Becky Stone is a Fairview-based storyteller who also performs at a number of Chautauqua festivals, portraying various historical figures.
Xpress: Is there an upcoming storytelling event happening in Asheville that you’re looking forward to seeing?
Stone: On Wednesday, Aug. 3, the Weaverville Community Center is hosting another storytelling concert produced by Chuck Fink — a fine teller of personal tales himself who has pulled together several concerts of tellers over the last few years. He brings together the best in the region, and the audiences are wonderful. They only ask for donations, so everyone has access to these concerts. You get to hear four tellers, and he doesn’t ask you to be a part of the concert unless you have something to offer. You’ll come away excited by what you hear.
Outside of storytelling, what other upcoming local arts happening intrigues you?
I love music, and when I get the chance, I try to take advantage of the music series offered in the area.
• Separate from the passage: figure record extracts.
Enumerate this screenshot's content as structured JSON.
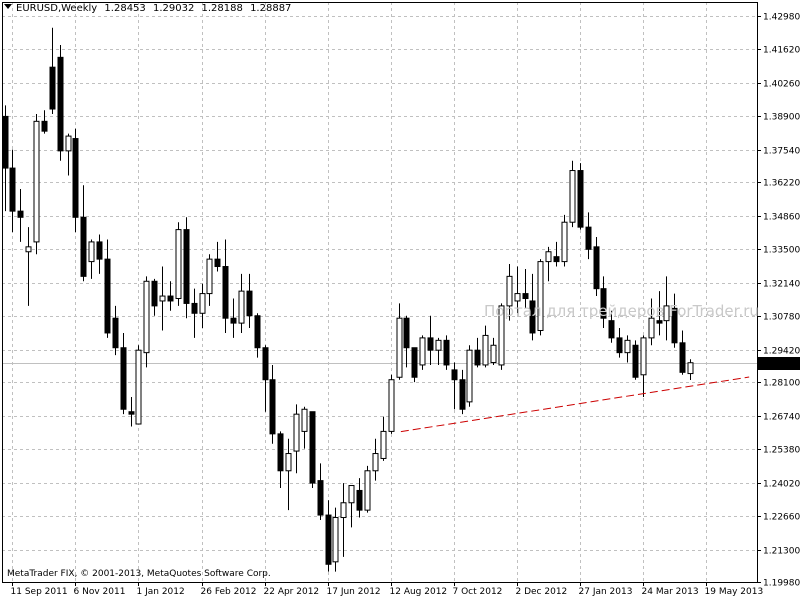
{
  "header": {
    "symbol": "EURUSD,Weekly",
    "open": "1.28453",
    "high": "1.29032",
    "low": "1.28188",
    "close": "1.28887"
  },
  "watermark": "Портал для трейдеров ForTrader.ru",
  "copyright": "MetaTrader FIX, © 2001-2013, MetaQuotes Software Corp.",
  "current_price_label": "1.28887",
  "colors": {
    "background": "#ffffff",
    "grid": "#c0c0c0",
    "candle_bear": "#000000",
    "candle_bull": "#ffffff",
    "candle_outline": "#000000",
    "trendline": "#cc0000",
    "price_line": "#c0c0c0",
    "price_tag_bg": "#000000",
    "price_tag_fg": "#ffffff"
  },
  "chart_data": {
    "type": "candlestick",
    "title": "EURUSD,Weekly",
    "ylim": [
      1.1974,
      1.4334
    ],
    "y_ticks": [
      "1.42980",
      "1.41620",
      "1.40260",
      "1.38900",
      "1.37540",
      "1.36220",
      "1.34860",
      "1.33500",
      "1.32140",
      "1.30780",
      "1.29420",
      "1.28100",
      "1.26740",
      "1.25380",
      "1.24020",
      "1.22660",
      "1.21300",
      "1.19980"
    ],
    "x_ticks": [
      {
        "label": "11 Sep 2011",
        "bar": 1
      },
      {
        "label": "6 Nov 2011",
        "bar": 9
      },
      {
        "label": "1 Jan 2012",
        "bar": 17
      },
      {
        "label": "26 Feb 2012",
        "bar": 25
      },
      {
        "label": "22 Apr 2012",
        "bar": 33
      },
      {
        "label": "17 Jun 2012",
        "bar": 41
      },
      {
        "label": "12 Aug 2012",
        "bar": 49
      },
      {
        "label": "7 Oct 2012",
        "bar": 57
      },
      {
        "label": "2 Dec 2012",
        "bar": 65
      },
      {
        "label": "27 Jan 2013",
        "bar": 73
      },
      {
        "label": "24 Mar 2013",
        "bar": 81
      },
      {
        "label": "19 May 2013",
        "bar": 89
      }
    ],
    "grid": true,
    "current_price": 1.28887,
    "trendline": {
      "from": [
        50.3,
        1.2609
      ],
      "to": [
        94.5,
        1.2831
      ],
      "style": "dashed"
    },
    "candles": [
      [
        1.389,
        1.3935,
        1.3505,
        1.368
      ],
      [
        1.368,
        1.3755,
        1.342,
        1.3505
      ],
      [
        1.3505,
        1.3595,
        1.338,
        1.348
      ],
      [
        1.334,
        1.344,
        1.312,
        1.336
      ],
      [
        1.338,
        1.39,
        1.333,
        1.387
      ],
      [
        1.387,
        1.3915,
        1.382,
        1.383
      ],
      [
        1.409,
        1.425,
        1.39,
        1.392
      ],
      [
        1.413,
        1.418,
        1.371,
        1.375
      ],
      [
        1.375,
        1.382,
        1.365,
        1.381
      ],
      [
        1.38,
        1.384,
        1.342,
        1.348
      ],
      [
        1.348,
        1.361,
        1.322,
        1.324
      ],
      [
        1.33,
        1.339,
        1.323,
        1.338
      ],
      [
        1.338,
        1.341,
        1.325,
        1.331
      ],
      [
        1.331,
        1.339,
        1.299,
        1.301
      ],
      [
        1.307,
        1.312,
        1.292,
        1.295
      ],
      [
        1.295,
        1.301,
        1.268,
        1.27
      ],
      [
        1.269,
        1.275,
        1.263,
        1.268
      ],
      [
        1.264,
        1.296,
        1.264,
        1.294
      ],
      [
        1.293,
        1.324,
        1.287,
        1.322
      ],
      [
        1.322,
        1.323,
        1.308,
        1.312
      ],
      [
        1.314,
        1.328,
        1.302,
        1.316
      ],
      [
        1.316,
        1.322,
        1.31,
        1.314
      ],
      [
        1.315,
        1.346,
        1.312,
        1.343
      ],
      [
        1.343,
        1.348,
        1.307,
        1.313
      ],
      [
        1.313,
        1.319,
        1.299,
        1.309
      ],
      [
        1.309,
        1.321,
        1.303,
        1.317
      ],
      [
        1.317,
        1.333,
        1.312,
        1.331
      ],
      [
        1.331,
        1.338,
        1.326,
        1.328
      ],
      [
        1.328,
        1.339,
        1.301,
        1.307
      ],
      [
        1.307,
        1.315,
        1.299,
        1.305
      ],
      [
        1.305,
        1.325,
        1.301,
        1.318
      ],
      [
        1.318,
        1.325,
        1.303,
        1.308
      ],
      [
        1.308,
        1.309,
        1.291,
        1.295
      ],
      [
        1.295,
        1.296,
        1.269,
        1.282
      ],
      [
        1.282,
        1.288,
        1.256,
        1.26
      ],
      [
        1.26,
        1.261,
        1.238,
        1.245
      ],
      [
        1.245,
        1.258,
        1.229,
        1.252
      ],
      [
        1.253,
        1.272,
        1.244,
        1.268
      ],
      [
        1.261,
        1.271,
        1.254,
        1.27
      ],
      [
        1.269,
        1.269,
        1.238,
        1.24
      ],
      [
        1.241,
        1.248,
        1.225,
        1.227
      ],
      [
        1.227,
        1.233,
        1.204,
        1.207
      ],
      [
        1.208,
        1.23,
        1.204,
        1.226
      ],
      [
        1.226,
        1.24,
        1.21,
        1.232
      ],
      [
        1.232,
        1.239,
        1.222,
        1.239
      ],
      [
        1.237,
        1.242,
        1.226,
        1.229
      ],
      [
        1.229,
        1.247,
        1.228,
        1.245
      ],
      [
        1.245,
        1.258,
        1.241,
        1.252
      ],
      [
        1.25,
        1.267,
        1.249,
        1.261
      ],
      [
        1.261,
        1.284,
        1.26,
        1.282
      ],
      [
        1.283,
        1.313,
        1.282,
        1.307
      ],
      [
        1.307,
        1.308,
        1.287,
        1.295
      ],
      [
        1.295,
        1.295,
        1.281,
        1.283
      ],
      [
        1.288,
        1.3,
        1.286,
        1.299
      ],
      [
        1.299,
        1.308,
        1.288,
        1.294
      ],
      [
        1.294,
        1.299,
        1.288,
        1.298
      ],
      [
        1.298,
        1.3,
        1.286,
        1.288
      ],
      [
        1.286,
        1.289,
        1.27,
        1.282
      ],
      [
        1.282,
        1.286,
        1.268,
        1.27
      ],
      [
        1.273,
        1.296,
        1.271,
        1.294
      ],
      [
        1.294,
        1.299,
        1.287,
        1.288
      ],
      [
        1.288,
        1.304,
        1.287,
        1.3
      ],
      [
        1.289,
        1.299,
        1.288,
        1.296
      ],
      [
        1.288,
        1.313,
        1.286,
        1.312
      ],
      [
        1.312,
        1.329,
        1.306,
        1.324
      ],
      [
        1.314,
        1.328,
        1.309,
        1.317
      ],
      [
        1.317,
        1.327,
        1.311,
        1.315
      ],
      [
        1.314,
        1.325,
        1.298,
        1.301
      ],
      [
        1.302,
        1.331,
        1.3,
        1.33
      ],
      [
        1.33,
        1.336,
        1.322,
        1.334
      ],
      [
        1.332,
        1.338,
        1.328,
        1.33
      ],
      [
        1.33,
        1.349,
        1.328,
        1.346
      ],
      [
        1.346,
        1.371,
        1.344,
        1.367
      ],
      [
        1.367,
        1.37,
        1.343,
        1.344
      ],
      [
        1.344,
        1.35,
        1.331,
        1.335
      ],
      [
        1.336,
        1.34,
        1.316,
        1.319
      ],
      [
        1.319,
        1.324,
        1.303,
        1.307
      ],
      [
        1.306,
        1.31,
        1.297,
        1.299
      ],
      [
        1.299,
        1.303,
        1.291,
        1.293
      ],
      [
        1.293,
        1.3,
        1.289,
        1.298
      ],
      [
        1.296,
        1.298,
        1.282,
        1.283
      ],
      [
        1.284,
        1.3,
        1.275,
        1.299
      ],
      [
        1.299,
        1.315,
        1.296,
        1.307
      ],
      [
        1.306,
        1.318,
        1.3,
        1.305
      ],
      [
        1.306,
        1.324,
        1.298,
        1.312
      ],
      [
        1.311,
        1.317,
        1.295,
        1.297
      ],
      [
        1.297,
        1.302,
        1.284,
        1.285
      ],
      [
        1.2845,
        1.2903,
        1.2819,
        1.2889
      ]
    ]
  }
}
There are two chamber music series that never fail to entice and entertain: the Chamber Music Society of the Carolinas [which has Saturday performances July 8, 15, 22 and 29 at Warren Wilson College’s Kittredge Theater] and the Asheville Chamber Music Series [a five-concert season, which begins in October]. I love chamber music because I can hear the different voices of the instruments, how each instrument contributes to the piece and the artistry of the instrumentalist. All music is thrilling, but I especially enjoy the intimacy of chamber music.
What current project are you working on that you’re especially excited about?
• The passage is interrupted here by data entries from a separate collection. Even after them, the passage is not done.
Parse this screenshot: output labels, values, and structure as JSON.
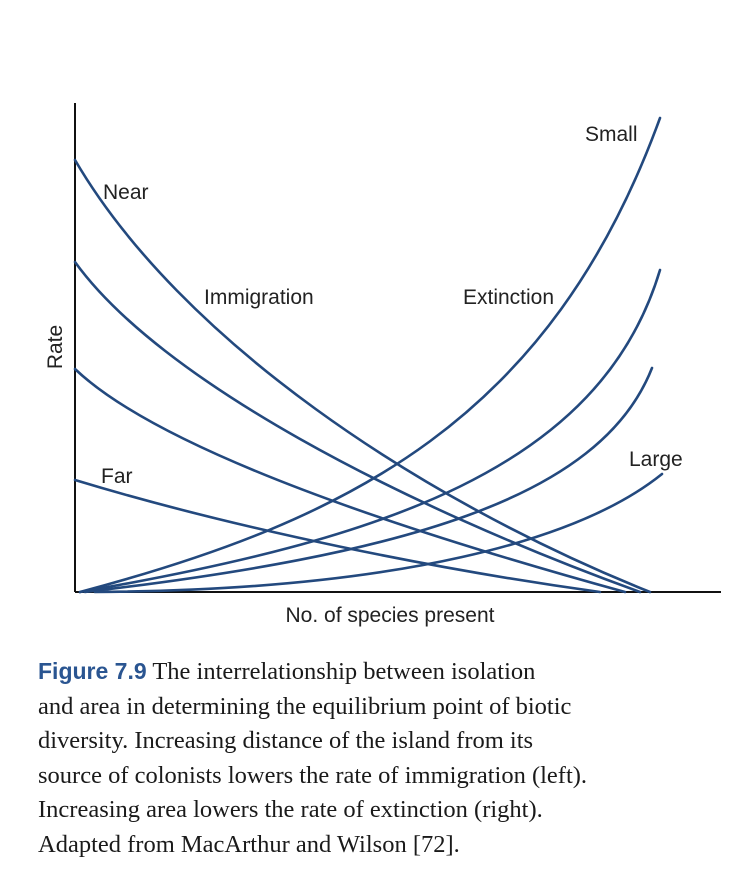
{
  "figure": {
    "y_axis_label": "Rate",
    "x_axis_label": "No. of species present",
    "curve_labels": {
      "near": "Near",
      "far": "Far",
      "immigration": "Immigration",
      "extinction": "Extinction",
      "small": "Small",
      "large": "Large"
    },
    "line_color": "#23497e",
    "axis_color": "#111111"
  },
  "caption": {
    "label": "Figure 7.9",
    "lines": [
      "The interrelationship between isolation",
      "and area in determining the equilibrium point of biotic",
      "diversity. Increasing distance of the island from its",
      "source of colonists lowers the rate of immigration (left).",
      "Increasing area lowers the rate of extinction (right).",
      "Adapted from MacArthur and Wilson [72]."
    ]
  }
}
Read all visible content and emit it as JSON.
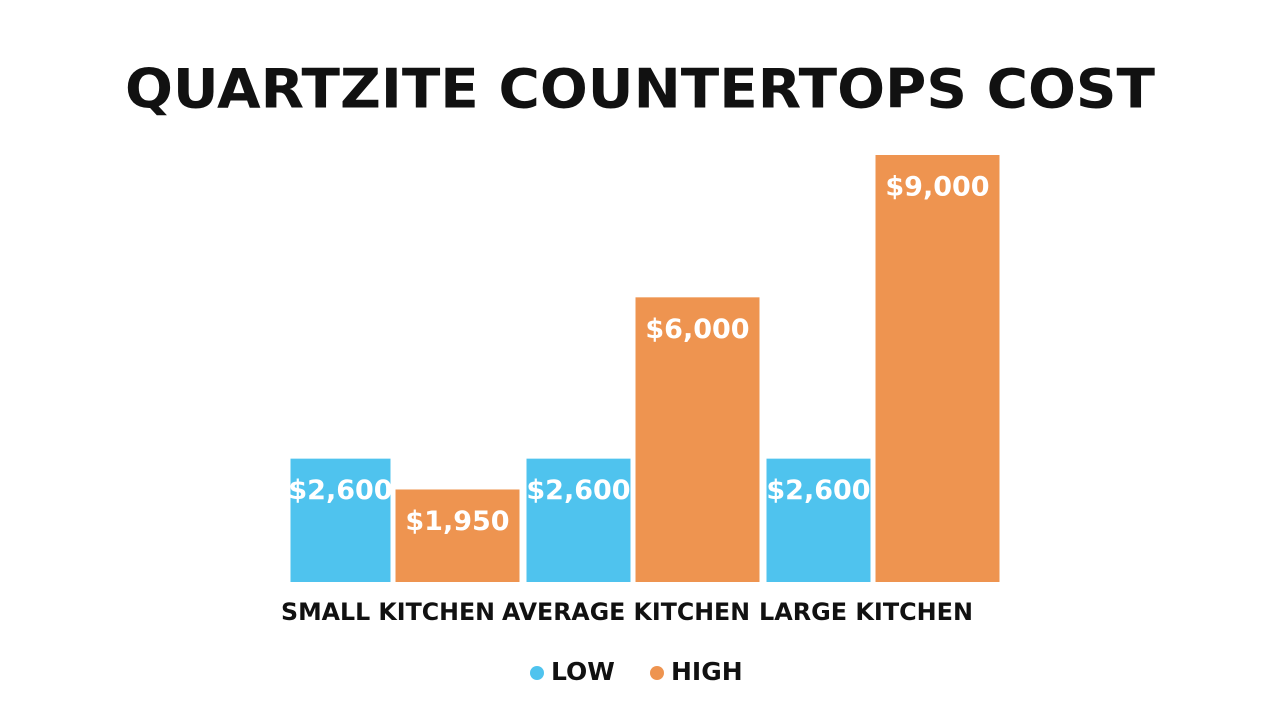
{
  "chart_data": {
    "type": "bar",
    "title": "QUARTZITE COUNTERTOPS COST",
    "categories": [
      "SMALL KITCHEN",
      "AVERAGE KITCHEN",
      "LARGE KITCHEN"
    ],
    "series": [
      {
        "name": "LOW",
        "color": "#4fc3ee",
        "values": [
          2600,
          2600,
          2600
        ],
        "value_labels": [
          "$2,600",
          "$2,600",
          "$2,600"
        ]
      },
      {
        "name": "HIGH",
        "color": "#ee9450",
        "values": [
          1950,
          6000,
          9000
        ],
        "value_labels": [
          "$1,950",
          "$6,000",
          "$9,000"
        ]
      }
    ],
    "ylim": [
      0,
      9000
    ],
    "legend": "bottom"
  }
}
I am taking on a new Chautauqua character, Mary Fields. She was the first African American woman to be a star route carrier in this country. She was born into slavery, but after emancipation, life led her to Cascade, Mont., where she died in 1914. She was a part of the settling of the frontier, and researching Fields is going to lead me to a close examination of the African Americans who lived in the Wild West and made significant contributions — Black settlers, male and female; Black cowboys; Black entrepreneurs; Black sheriffs and marshals; Black wranglers. Oh, the stories that are waiting to be told!